CSM and other HPC System Management tools are expansive in what they provide. OpenCHAMI seeks to be more compact and composable, allowing sites to make different choices for different use cases and workflows. This RFD seeks to be a clearing house for discussing what OpenCHAMI will not do and how sites may choose to handle these items.

Image Build Pipelines

OpenCHAMI provides APIs to indicate remote URLs for system images, kernels, and initrds. It provides APIs for updating these fields across groups of nodes based on selectors in the inventory system. It does not have a built-in capacity for building system images and storing them.

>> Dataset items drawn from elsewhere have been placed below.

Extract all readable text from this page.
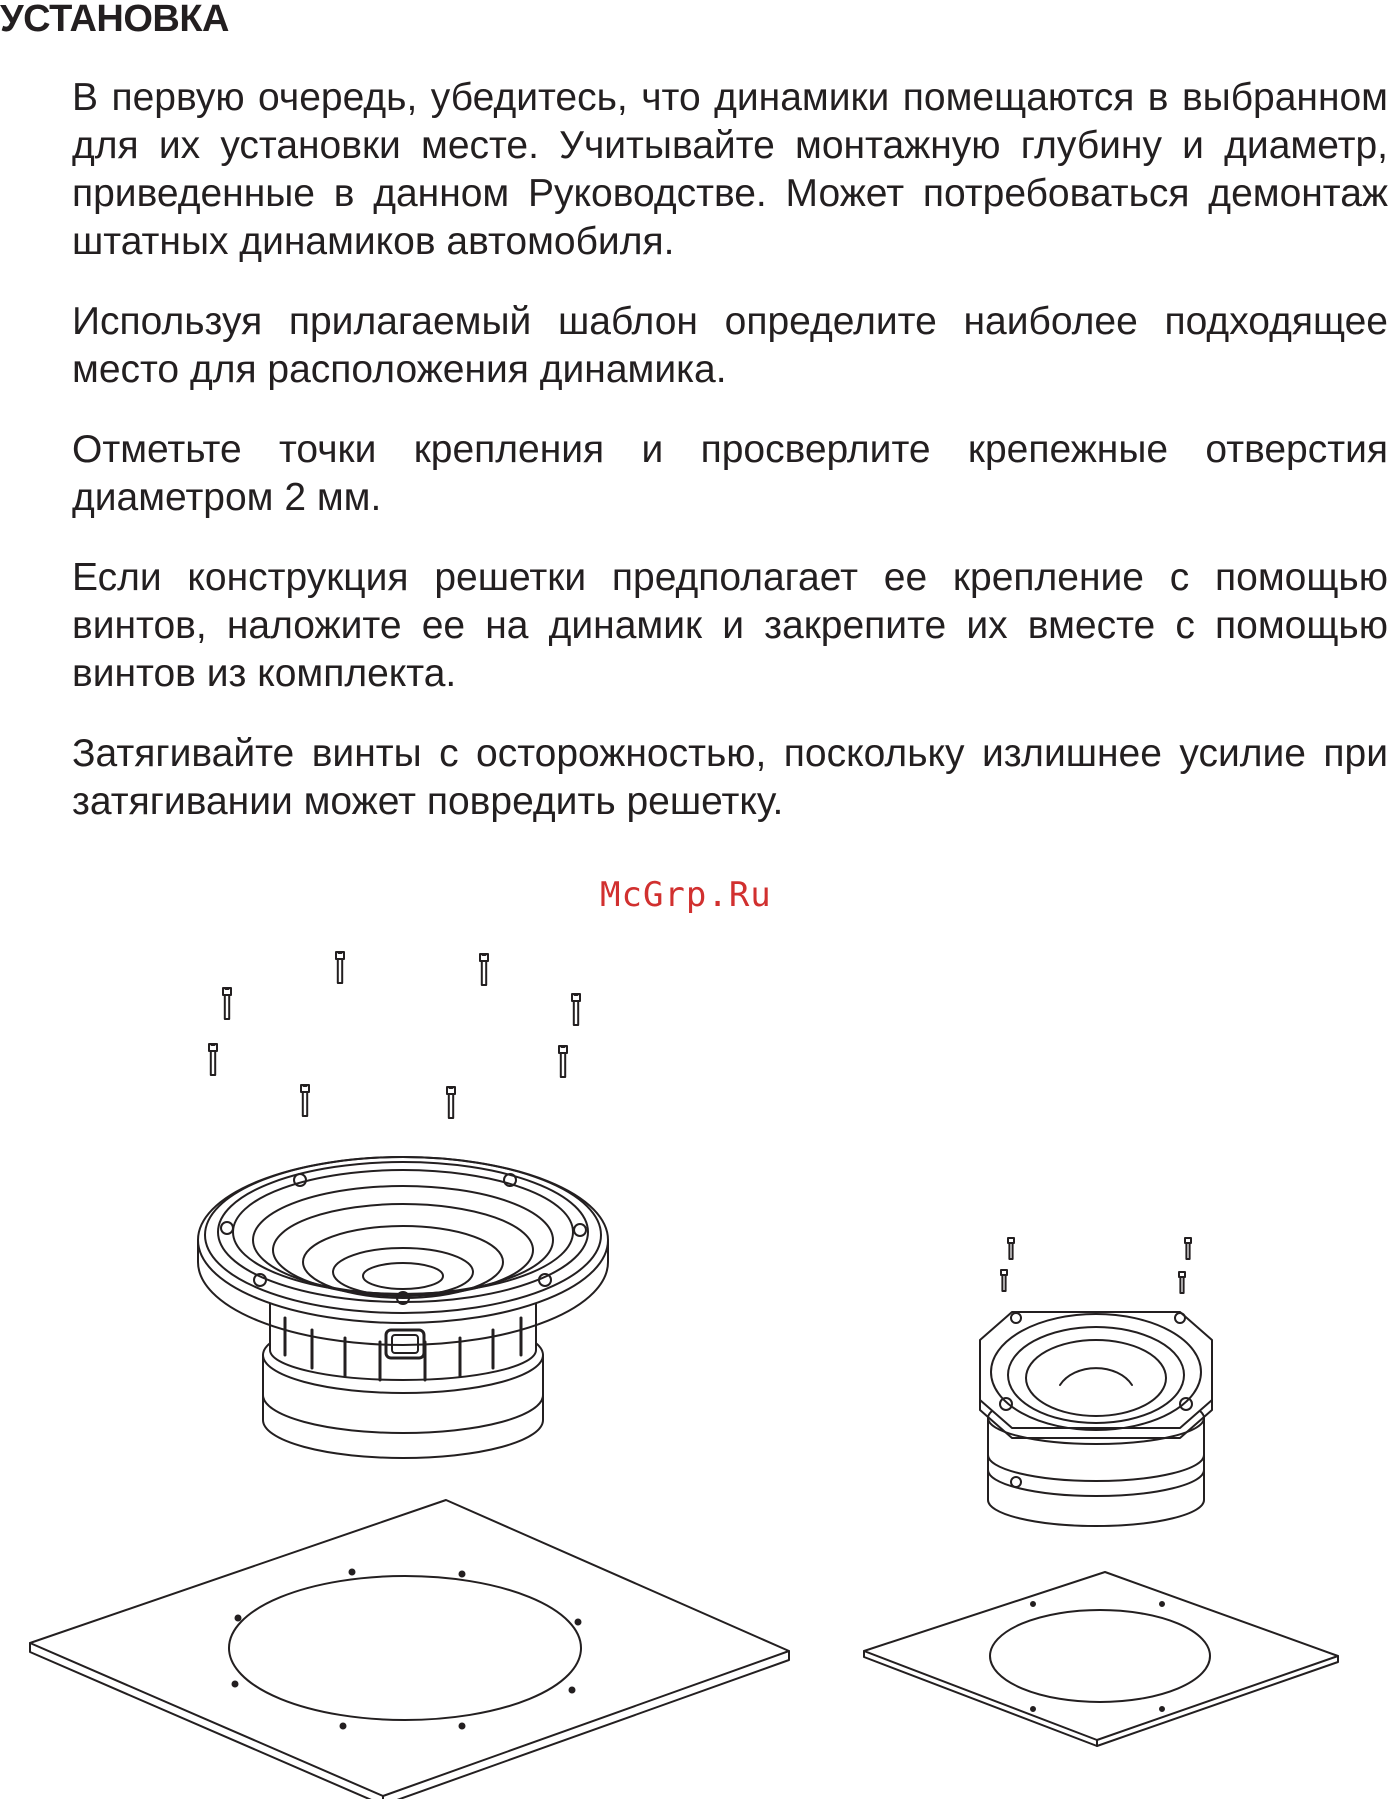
УСТАНОВКА

В первую очередь, убедитесь, что динамики помещаются в выбранном для их установки месте. Учитывайте монтажную глубину и диаметр, приведенные в данном Руководстве. Может потребоваться демонтаж штатных динамиков автомобиля.

Используя прилагаемый шаблон определите наиболее подходящее место для расположения динамика.

Отметьте точки крепления и просверлите крепежные отверстия диаметром 2 мм.

Если конструкция решетки предполагает ее крепление с помощью винтов, наложите ее на динамик и закрепите их вместе с помощью винтов из комплекта.

Затягивайте винты с осторожностью, поскольку излишнее усилие при затягивании может повредить решетку.

McGrp.Ru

Compute Node Operating System

OpenCHAMI seeks to be as OS agnostic as possible. We have seen successful deployments of TOSS, Alma Linux, RHEL, and Rocky Linux with the OpenCHAMI stack so far and there's no reason to expect that other HPC systems would be incompatible with OpenCHAMI.

Considerations

Bootstrapping Secure Attestation and using cloud-init with OpenCHAMI may require specific versions of the related client software. If the image doesn't include the relevant versions, those features will not be available. As OpenCHAMI develops, we may introduce additional software, delivered as binaries, containers, and/or RPMS that make enable advanced features of OpenCHAMI. By remaining OS agnostic, it is incumbent on the OpenCHAMI development team to provide client applications in a way that can be easily adapted to any HPC Operating System with obvious preference for those in use by partners.

Logging Infrastructure

Sites generally have their own preferred tooling for collecting and analyzing logs and metrics. OpenCHAMI will not choose a standard tool for either of these activities. However, the APIs of OpenCHAMI should make it easy to configure the compute nodes to use whatever upstream tool is appropriate by providing configuration information through cloud-init instance meta-data.